The U.S. Environmental Protection Agency (EPA) has developed a series of incident action checklists that outline critical measures that drinking water and wastewater utility personnel can take before, during, and after an emergency to protect their systems. Ten incident types are highlighted, including drought, earthquake, extreme cold and winter storms, extreme heat, flooding, hurricane, tornado, tsunami, volcanic activity, and wildfire. The "rip and run"-style checklists were developed collaboratively with water utility managers and state agency/water association representatives as an on-the-go reference. The checklists complement two other EPA efforts that support response during actual emergencies: the first effort provides up-to-date response partner contact information by state and region, and the second effort provides access to a number of useful weather forecasting tools through the document titled, “Weather and Hydrologic Forecasting for Water Utility Incident Preparedness and Response.” All of these resources can be accessed at EPA's emergency/incident information page.
Hydro-Flex has designed the Ripsaw rotating hydroexcavation nozzle for performance and efficiency, allowing operators to dig faster while using less water. Its optimized stream quality results in greater impingement with higher digging speeds. These heavy-duty highimpact nozzles operate at up to 3,200 psi and are made with stainless steel housings and tungsten carbide wear surfaces to withstand harsh environments and provide long life. Nonconductive urethane coating on the nozzle body also protects the user and sensitive underground assets. (www.hyrdoflexinc.com)

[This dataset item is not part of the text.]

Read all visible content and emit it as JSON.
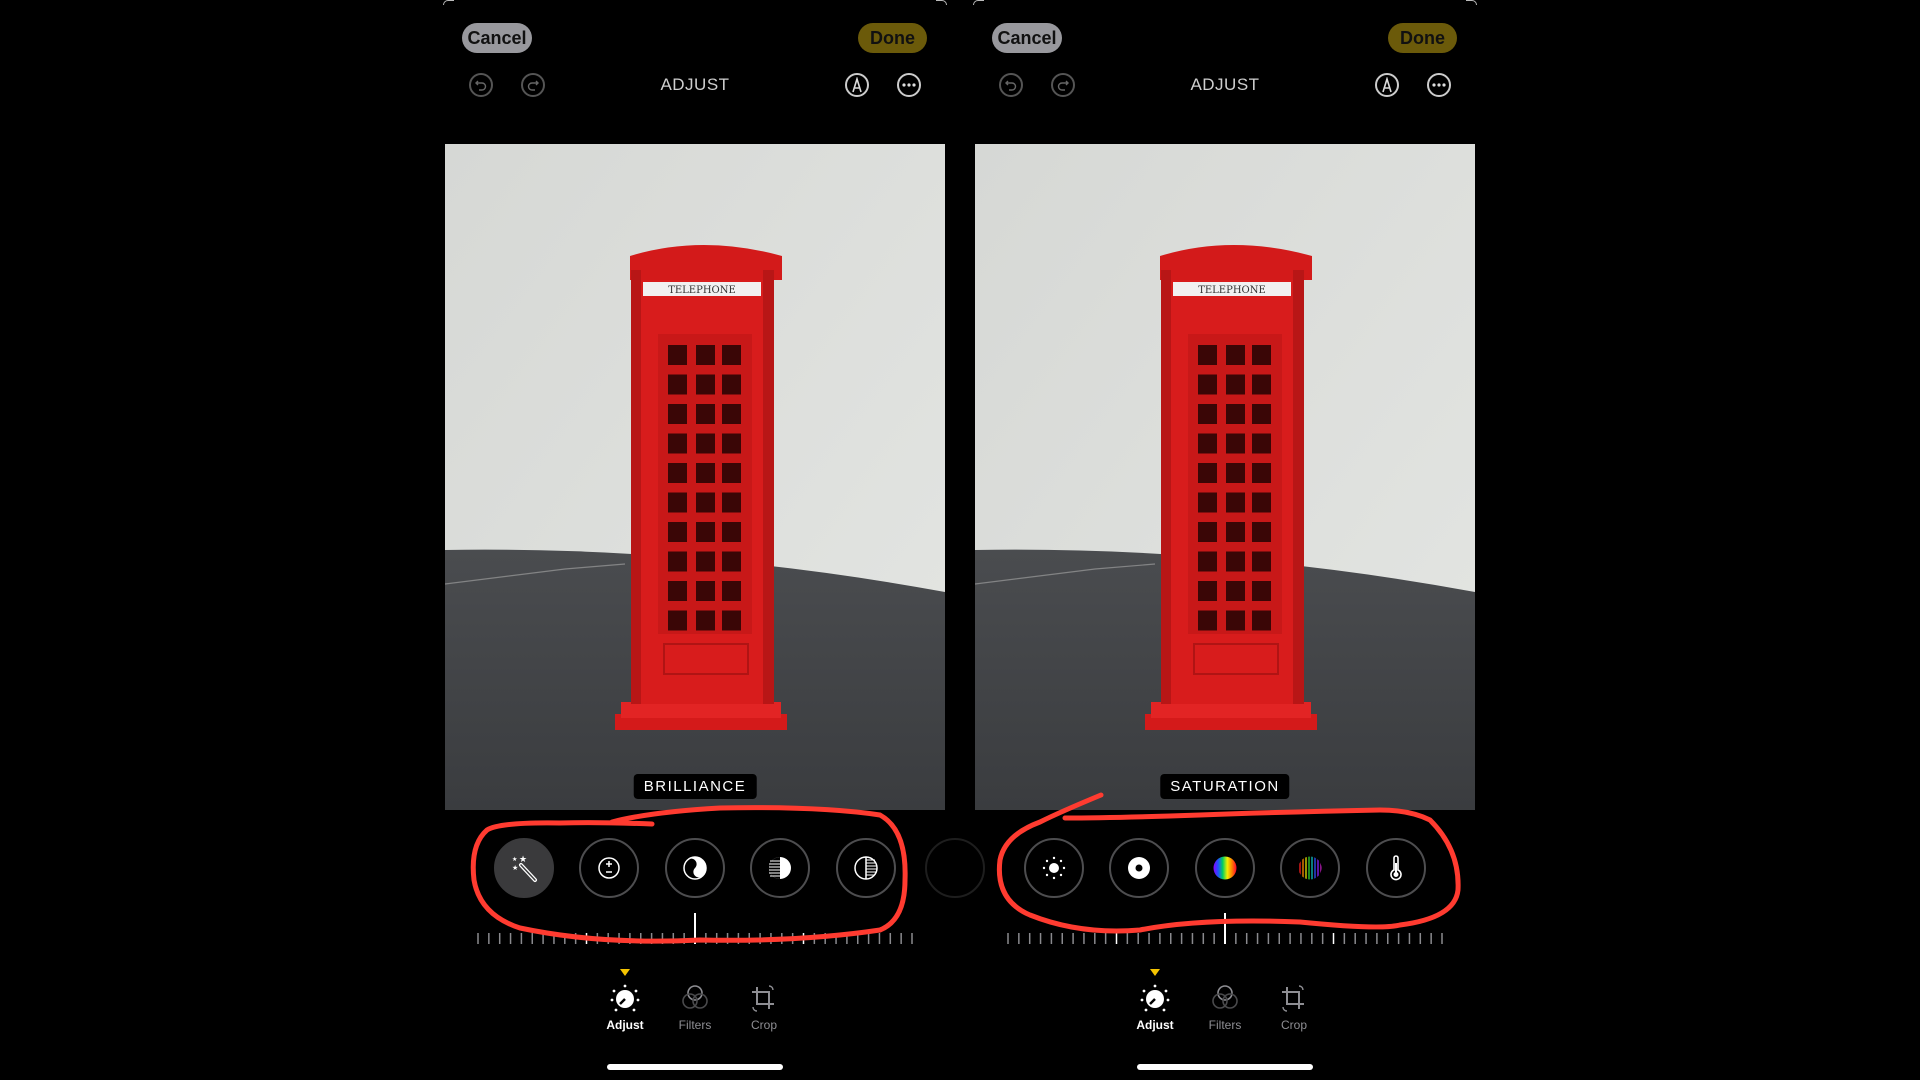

The KeeVac CW950 from KeeVac Industries can be mounted on a choice of chassis to provide lasting service in cold environments. The standard cold-weather package includes a heated tank, heated valves, heat tape, and insulation on water lines. The washdown pump and hose reel are mounted in an insulated heated cabinet. The hydraulic system also has heaters on four-wheel-drive units. The tank is manufactured from A36 carbon steel. Single service
with a 30-ft tiger tail hose and fold-down toilet carrier are standard. The freshwater compartment comes with an epoxy lining to prevent contamination. ( www.keevac.com)
The Kleen Sight inspection and cleaning system from KEG Technologies combines upright image video technology with fluid mechanics for inspection and cleaning. The system is engineered for mainline sewers with pipes down to 8 in. and is completely sealed with a magnetic on/off switch. The camera is powered by a long-life, quick-change, and rechargeable lithium-iron battery. It has rugged stainless steel construction with replaceable skids that protect internal components and a 16 GB onboard memory. Eighty LEDs ensure illumination and video quality. Video files are automatically stamped with the appropriate date and time for WiFi downloading to a laptop or tablet. (www.kegtechnologies.net)
The Snorkel large-diameter pipe chemical root control foaming nozzle from Municipal Sales applies a foaming sewer line root control
agent into high-flow large-diameter pipes from 24 to more than 72 in. Even when the skid is completely submerged, an easily field-adjustable counterweighted snorkel keeps the spray nozzle above the water. The skid and nozzle arrangement easily fits through standard access cover openings and doesn’t require staffed entry for assembly. Combined with a dual-stage nozzle, a large-diameter, heavy-flow pipe can be completely foam-coated. (www.municipalsales.net)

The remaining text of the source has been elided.